Although 45 states quickly adopted the higher standards created by governors and state education officials, the effort has begun to lose momentum. Some are now wavering in the face of misinformation campaigns from people who misrepresent the initiative as a federal program and from those who support the status quo. Legislation has been introduced in at least 12 states to prohibit implementation and states have dropped out of the two major Common Core assessment consortia. Opposition voices are growing louder as new assessments show students aren’t performing as well as they had on easier state tests offered previously.
The debate about the standards must be changed to ensure politics and mythology don’t derail a vital effort to improve opportunities for our kids as they are falling further behind their international peers.
Too often, supporters of raising expectations for our students are refuting broad claims that have nothing do with why we brought together teachers, education experts and employers to develop the Common Core initiative.
Instead, we must emphasize the real impact of this initiative in our classrooms.
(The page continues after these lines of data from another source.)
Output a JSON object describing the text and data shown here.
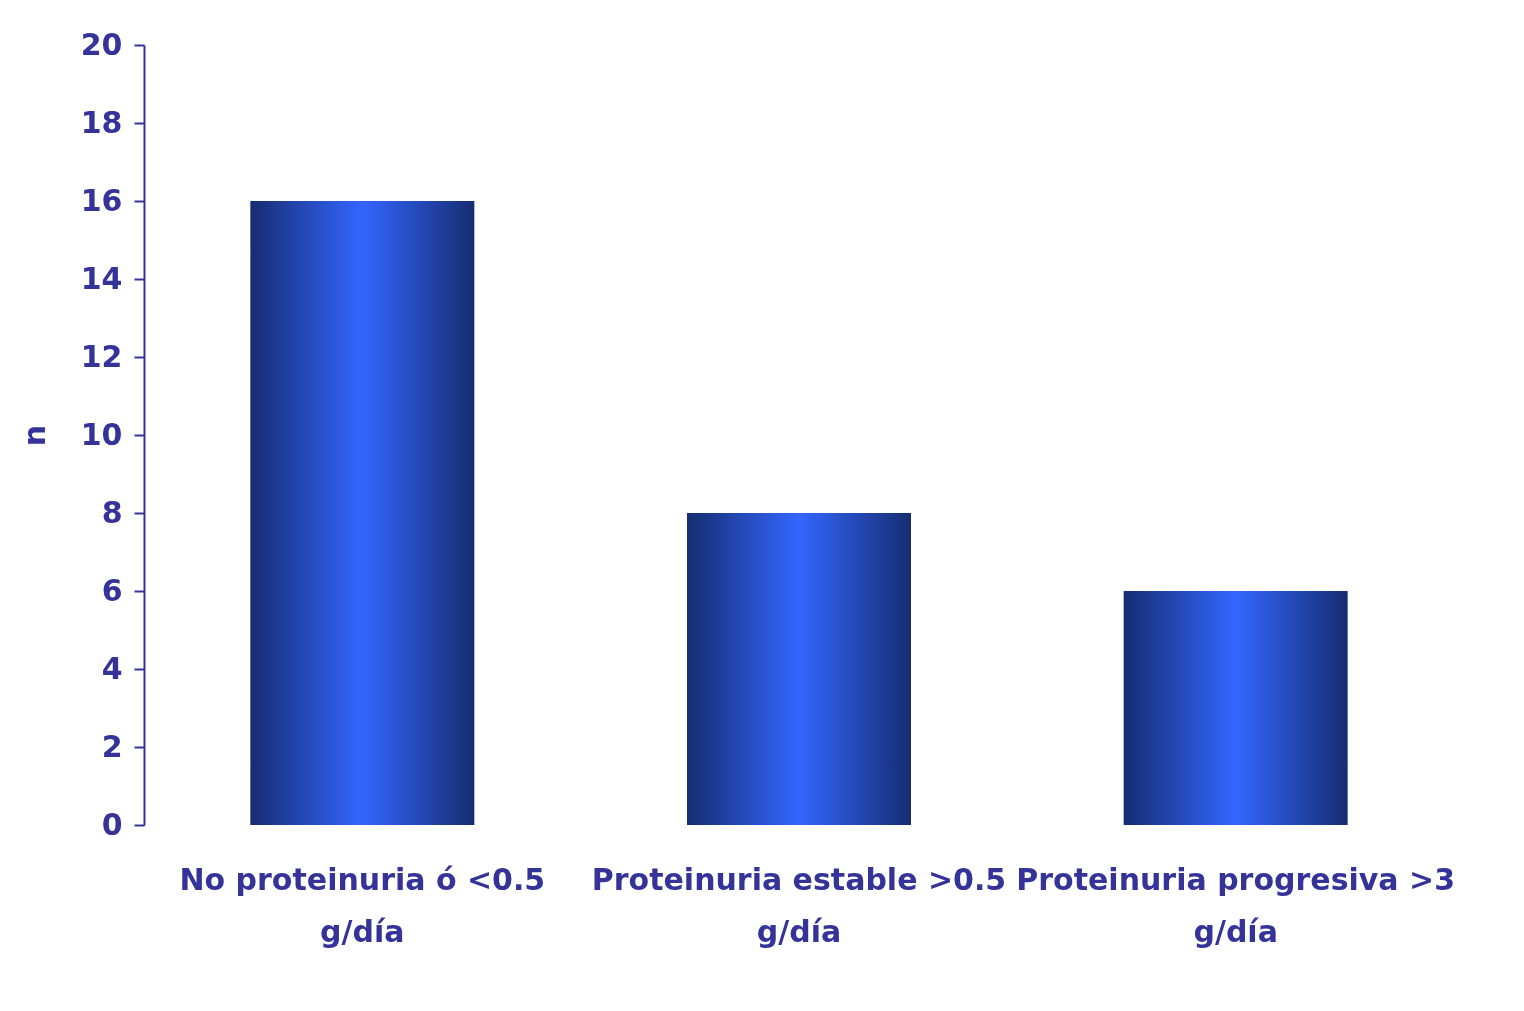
{
  "chart_data": {
    "type": "bar",
    "ylabel": "n",
    "categories": [
      "No proteinuria ó <0.5 g/día",
      "Proteinuria estable >0.5 g/día",
      "Proteinuria progresiva >3 g/día"
    ],
    "values": [
      16,
      8,
      6
    ],
    "color": "#3366ff",
    "ylim": [
      0,
      20
    ],
    "yticks": [
      0,
      2,
      4,
      6,
      8,
      10,
      12,
      14,
      16,
      18,
      20
    ],
    "grid": false
  }
}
Contrary to claims by opponents who say we’re taking away local control of curriculum, how educators teach the standards is entirely up to them. We have clear illustrations of teachers and administrators across the country developing innovative ways to help their students meet the new benchmarks.
In Delaware, elementary instructors have come together to teach basic physics concepts such as force and motion. They developed a creative hands-on lesson in which the students build and refine toy sail cars. As one teacher in the program said, the hands-on practice students “are getting now is teaching them way better than any worksheet or textbook.”
In a Michigan elementary school, the shift to the new standards led educators to develop methods for teaching concepts at greater depth and in ways that allow students to apply those concepts to many scenarios, rather than through memorization. A second-grade math class is now using “bar models,” a technique that has proved effective in some of the highest-performing schools in the world. The district’s math specialist says they’ve “seen a lot of positive feedback from teachers because they’re able to take their students a lot further this year.”